Code Style & Taste
A blog where I share thoughts on code and practices

I Like and Use Global Variables

I know saying global variables will make some of you twitch. If that's you go to your happy place, otherwise strap yourself in. Not only will I show you how I like to use global variables, but I'll also show you in the hostile language C++.

Inside some_func() what do you consider as using a global?
int logLevel;
static int prv_counter;
int counter() { return ++prv_counter; }
struct MyStruct { int debugID; MyStruct() { static int serial; debugID = ++serial; } };

void some_func() {
	auto originalLevel = logLevel;
	logLevel = moduleLogLevel;
	auto count = counter();
	MyStruct data;
	printf("What have ");
	//code
	printf("I done\n");
	logLevel = originalLevel;
}
Take a moment to think.
Tap to see what you may want to consider.
  • logLevel doesn't affect the state of the program. It strictly changes the verbosity level.
  • counter() is implemented with a global but some_func isn't directly reading or writing it.
  • MyStruct constructor uses a static int which lives outside the stack and retains its value across multiple calls.
  • printf may copy your string into a buffer. You may not be able to access its state, but multiple threads can write partial lines to affect output.
I consider all of the above as using a global variable. Not only that but I think they are all good uses.
Here are bad uses
int logLevel;
static int counter;
struct MyStruct { int id; MyStruct() { static int serial; id = ++serial; } };
void clear();
char*print(const char*sz);

void func2(const char*title) {
	clear();
	print("at ");
	auto sz = print(title);
	//use sz
}

void some_func() {
	logLevel = moduleLogLevel;
	auto id = ++counter;
	clear();
	auto tempSz = print("some_func ");
	auto idA = counter;
	auto idB = counter+1;
	counter += 2;
	func2("before some_func code");
	//more code
}

If this code looks similar, then it's no wonder why you dislike global variables. You can't see the good from the bad.

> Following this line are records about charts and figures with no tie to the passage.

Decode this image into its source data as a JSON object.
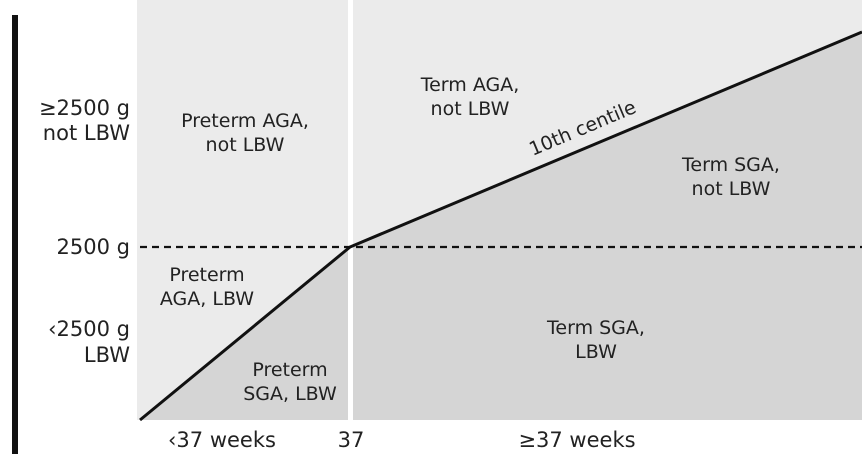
{
  "y_axis": {
    "labels": [
      [
        "≥2500 g",
        "not LBW"
      ],
      [
        "2500 g"
      ],
      [
        "‹2500 g",
        "LBW"
      ]
    ]
  },
  "x_axis": {
    "labels": [
      "‹37 weeks",
      "37",
      "≥37 weeks"
    ]
  },
  "regions": [
    {
      "label": [
        "Preterm AGA,",
        "not LBW"
      ]
    },
    {
      "label": [
        "Term AGA,",
        "not LBW"
      ]
    },
    {
      "label": [
        "Term SGA,",
        "not LBW"
      ]
    },
    {
      "label": [
        "Preterm",
        "AGA, LBW"
      ]
    },
    {
      "label": [
        "Preterm",
        "SGA, LBW"
      ]
    },
    {
      "label": [
        "Term SGA,",
        "LBW"
      ]
    }
  ],
  "curve_label": "10th centile"
}
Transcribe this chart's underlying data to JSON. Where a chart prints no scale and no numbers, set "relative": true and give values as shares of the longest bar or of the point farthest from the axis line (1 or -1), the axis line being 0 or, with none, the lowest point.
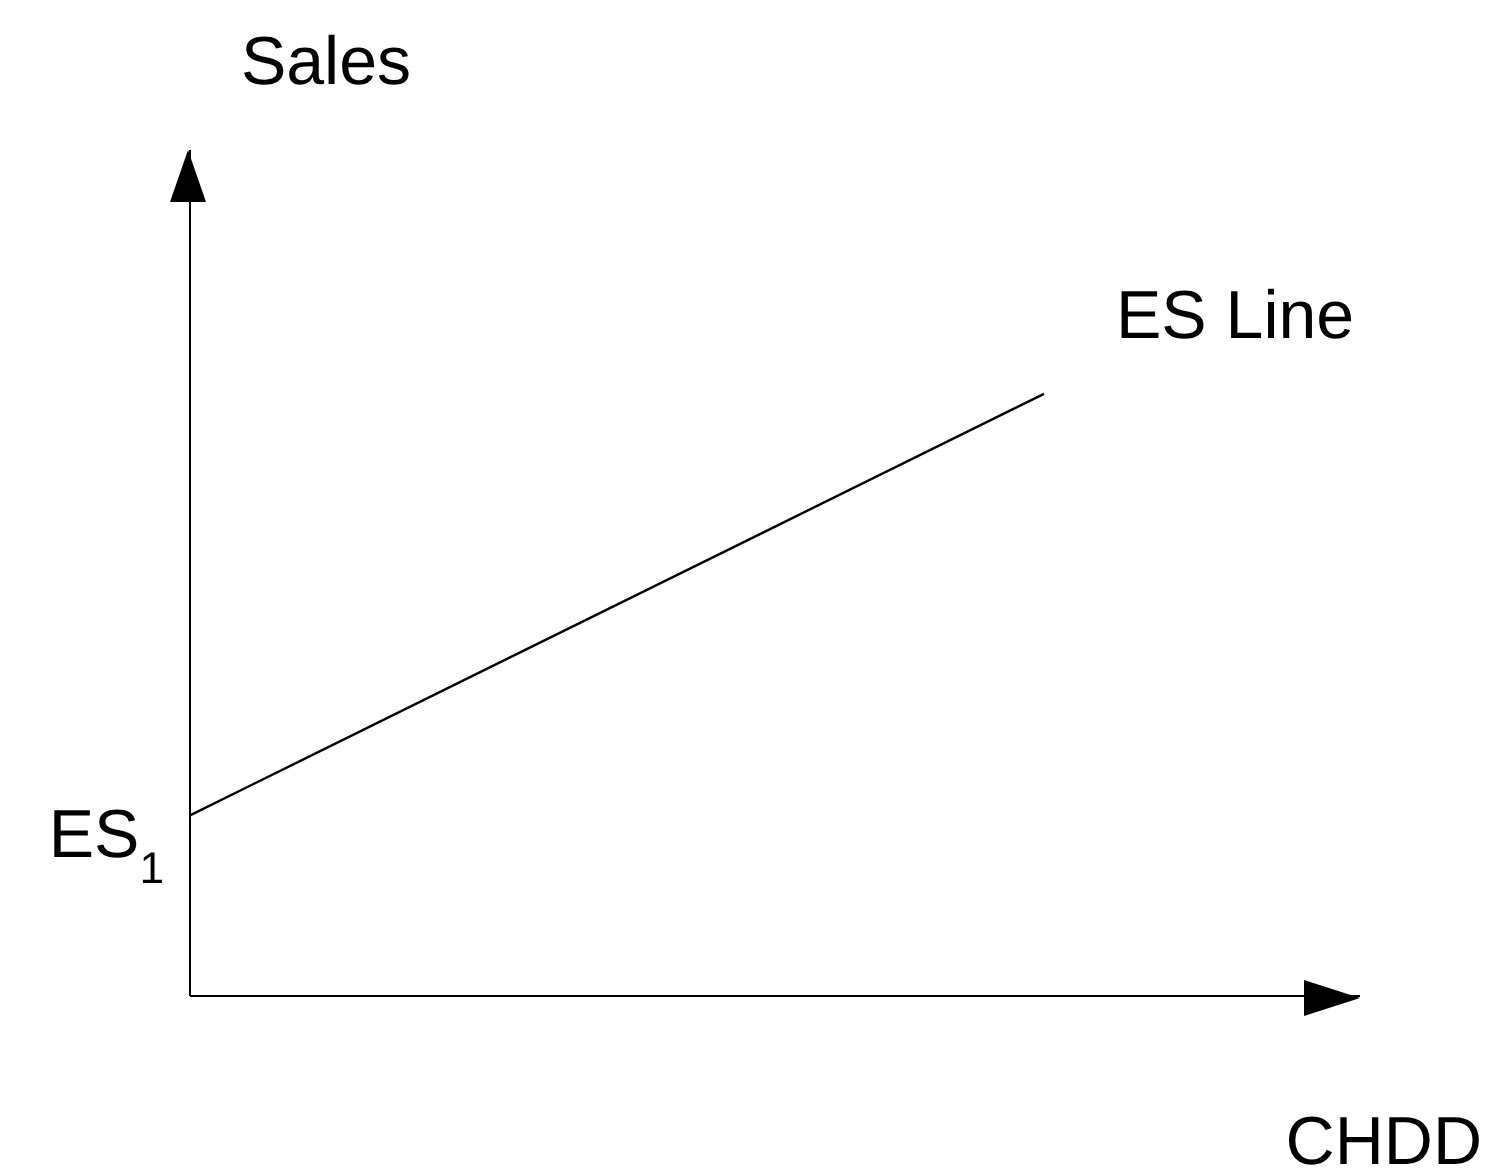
{
  "chart_data": {
    "type": "line",
    "relative": true,
    "xlabel": "CHDD",
    "ylabel": "Sales",
    "marker": "none",
    "line_style": "solid",
    "categories": [
      null,
      null
    ],
    "series": [
      {
        "color": "#000000",
        "values": [
          0.3,
          1
        ]
      }
    ],
    "annotations": [
      "ES Line",
      "ES$_{1}$"
    ]
  }
}
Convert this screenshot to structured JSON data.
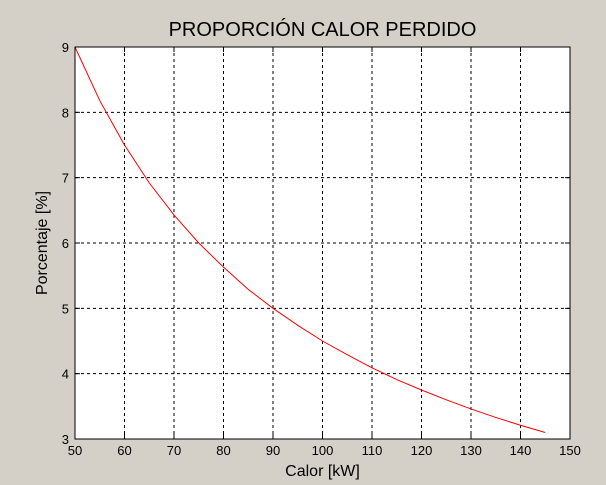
{
  "chart_data": {
    "type": "line",
    "title": "PROPORCIÓN CALOR PERDIDO",
    "xlabel": "Calor [kW]",
    "ylabel": "Porcentaje [%]",
    "xlim": [
      50,
      150
    ],
    "ylim": [
      3,
      9
    ],
    "xticks": [
      50,
      60,
      70,
      80,
      90,
      100,
      110,
      120,
      130,
      140,
      150
    ],
    "yticks": [
      3,
      4,
      5,
      6,
      7,
      8,
      9
    ],
    "grid": true,
    "series": [
      {
        "color": "#ff0000",
        "x": [
          50,
          55,
          60,
          65,
          70,
          75,
          80,
          85,
          90,
          95,
          100,
          105,
          110,
          115,
          120,
          125,
          130,
          135,
          140,
          145
        ],
        "y": [
          9.0,
          8.18,
          7.5,
          6.92,
          6.43,
          6.0,
          5.63,
          5.29,
          5.0,
          4.74,
          4.5,
          4.29,
          4.09,
          3.91,
          3.75,
          3.6,
          3.46,
          3.33,
          3.21,
          3.1
        ]
      }
    ]
  },
  "colors": {
    "figure_background": "#d4d0c8",
    "axes_background": "#ffffff",
    "line": "#ff0000"
  }
}
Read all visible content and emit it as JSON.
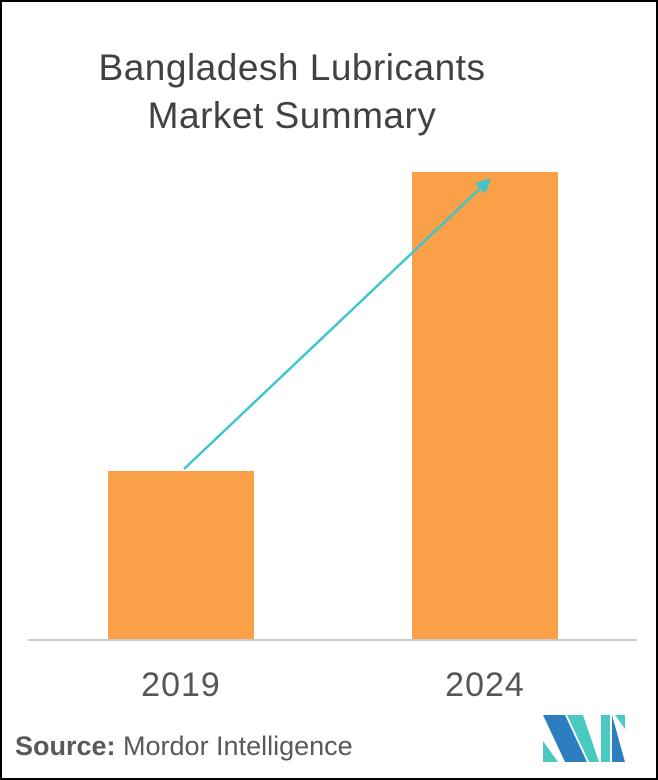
{
  "page": {
    "background_color": "#ffffff",
    "frame_border_color": "#000000"
  },
  "title": {
    "line1": "Bangladesh Lubricants",
    "line2": "Market Summary",
    "color": "#414042"
  },
  "chart_data": {
    "type": "bar",
    "title": "Bangladesh Lubricants Market Summary",
    "categories": [
      "2019",
      "2024"
    ],
    "values": [
      36,
      100
    ],
    "value_axis": "hidden - no scale shown; values are relative bar heights with 2024 = 100",
    "xlabel": "",
    "ylabel": "",
    "grid": false,
    "legend": "none",
    "bar_color": "#F9A048",
    "axis_line_color": "#C9CACB",
    "category_label_color": "#55565A",
    "annotations": [
      {
        "type": "growth-arrow",
        "from": "top of 2019 bar",
        "to": "top of 2024 bar",
        "color": "#40C5CB"
      }
    ]
  },
  "footer": {
    "source_label": "Source:",
    "source_value": " Mordor Intelligence",
    "color": "#58595B",
    "logo": {
      "name": "mordor-intelligence-logo",
      "blue": "#2D7EC0",
      "teal": "#4AC9C2"
    }
  }
}
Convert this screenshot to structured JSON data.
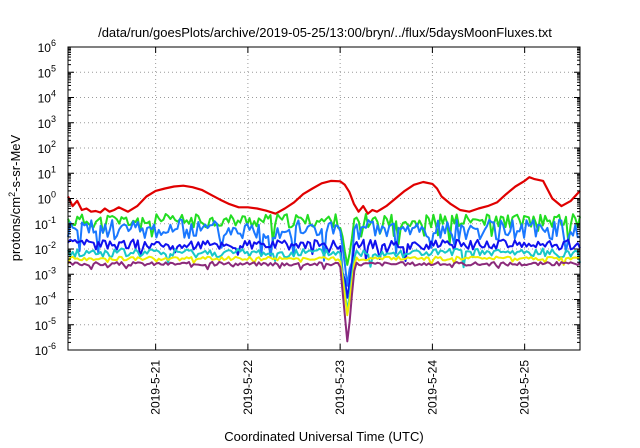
{
  "chart_data": {
    "type": "line",
    "title": "/data/run/goesPlots/archive/2019-05-25/13:00/bryn/../flux/5daysMoonFluxes.txt",
    "xlabel": "Coordinated Universal Time (UTC)",
    "ylabel": "protons/cm2-s-sr-MeV",
    "ylabel_parts": [
      "protons/cm",
      "2",
      "-s-sr-MeV"
    ],
    "yscale": "log",
    "ylim": [
      1e-06,
      1000000.0
    ],
    "xlim": [
      20.05,
      25.6
    ],
    "xlim_meaning": "days of May 2019",
    "grid": true,
    "y_ticks": [
      {
        "value": -6,
        "base": "10",
        "exp": "-6"
      },
      {
        "value": -5,
        "base": "10",
        "exp": "-5"
      },
      {
        "value": -4,
        "base": "10",
        "exp": "-4"
      },
      {
        "value": -3,
        "base": "10",
        "exp": "-3"
      },
      {
        "value": -2,
        "base": "10",
        "exp": "-2"
      },
      {
        "value": -1,
        "base": "10",
        "exp": "-1"
      },
      {
        "value": 0,
        "base": "10",
        "exp": "0"
      },
      {
        "value": 1,
        "base": "10",
        "exp": "1"
      },
      {
        "value": 2,
        "base": "10",
        "exp": "2"
      },
      {
        "value": 3,
        "base": "10",
        "exp": "3"
      },
      {
        "value": 4,
        "base": "10",
        "exp": "4"
      },
      {
        "value": 5,
        "base": "10",
        "exp": "5"
      },
      {
        "value": 6,
        "base": "10",
        "exp": "6"
      }
    ],
    "x_ticks": [
      {
        "value": 21,
        "label": "2019-5-21"
      },
      {
        "value": 22,
        "label": "2019-5-22"
      },
      {
        "value": 23,
        "label": "2019-5-23"
      },
      {
        "value": 24,
        "label": "2019-5-24"
      },
      {
        "value": 25,
        "label": "2019-5-25"
      }
    ],
    "series": [
      {
        "color": "#e00000",
        "width": 2.2,
        "x": [
          20.05,
          20.1,
          20.15,
          20.2,
          20.25,
          20.3,
          20.35,
          20.4,
          20.45,
          20.5,
          20.55,
          20.6,
          20.7,
          20.8,
          20.9,
          21.0,
          21.1,
          21.2,
          21.3,
          21.4,
          21.5,
          21.6,
          21.7,
          21.8,
          21.9,
          22.0,
          22.1,
          22.2,
          22.3,
          22.4,
          22.5,
          22.6,
          22.7,
          22.8,
          22.9,
          23.0,
          23.05,
          23.1,
          23.15,
          23.2,
          23.25,
          23.3,
          23.35,
          23.4,
          23.5,
          23.6,
          23.7,
          23.8,
          23.9,
          24.0,
          24.05,
          24.1,
          24.2,
          24.3,
          24.4,
          24.5,
          24.6,
          24.7,
          24.8,
          24.9,
          25.0,
          25.05,
          25.1,
          25.2,
          25.3,
          25.4,
          25.5,
          25.6
        ],
        "y": [
          1.2,
          0.5,
          0.8,
          0.35,
          0.4,
          0.3,
          0.32,
          0.28,
          0.4,
          0.3,
          0.35,
          0.45,
          0.3,
          0.5,
          1.2,
          2.0,
          2.5,
          3.0,
          3.2,
          2.8,
          2.2,
          1.4,
          0.9,
          0.6,
          0.45,
          0.45,
          0.4,
          0.33,
          0.25,
          0.4,
          0.7,
          1.5,
          2.5,
          4.0,
          5.0,
          4.8,
          3.5,
          1.8,
          0.6,
          0.3,
          0.5,
          0.25,
          0.35,
          0.3,
          0.5,
          1.0,
          2.0,
          3.5,
          4.5,
          3.8,
          2.5,
          1.2,
          0.6,
          0.35,
          0.3,
          0.4,
          0.5,
          0.7,
          1.5,
          3.0,
          5.0,
          7.0,
          6.0,
          5.0,
          1.0,
          0.5,
          0.8,
          2.0
        ]
      },
      {
        "color": "#22dd22",
        "width": 2.0,
        "base": 0.13,
        "amp": 0.55,
        "seed": 11
      },
      {
        "color": "#1a78ff",
        "width": 2.0,
        "base": 0.06,
        "amp": 0.8,
        "seed": 23
      },
      {
        "color": "#1010ee",
        "width": 2.0,
        "base": 0.015,
        "amp": 0.4,
        "seed": 37
      },
      {
        "color": "#18c8c8",
        "width": 2.0,
        "base": 0.007,
        "amp": 0.35,
        "seed": 41
      },
      {
        "color": "#eeee00",
        "width": 2.0,
        "base": 0.0042,
        "amp": 0.15,
        "seed": 53
      },
      {
        "color": "#8b2a7a",
        "width": 2.0,
        "base": 0.0026,
        "amp": 0.15,
        "seed": 67
      }
    ],
    "dip": {
      "x": 23.08,
      "min_values": [
        null,
        0.002,
        0.0003,
        0.0001,
        3e-05,
        2e-05,
        1.7e-06
      ]
    }
  }
}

print is a disaster. Unlike the first example, you can get access to the internal buffer. Do people expect tempSz to be append to or in this case overwritten after calling a function? Is the use case to call clear before using print? (which func2 is doing), or is it incorrect because the parent cleared it? Why is print returning a non-const pointer? Do some use cases concatenating text outside the print function? Is it mutable so you can shorten the text by writing null? All these potential problems make that print function a disaster.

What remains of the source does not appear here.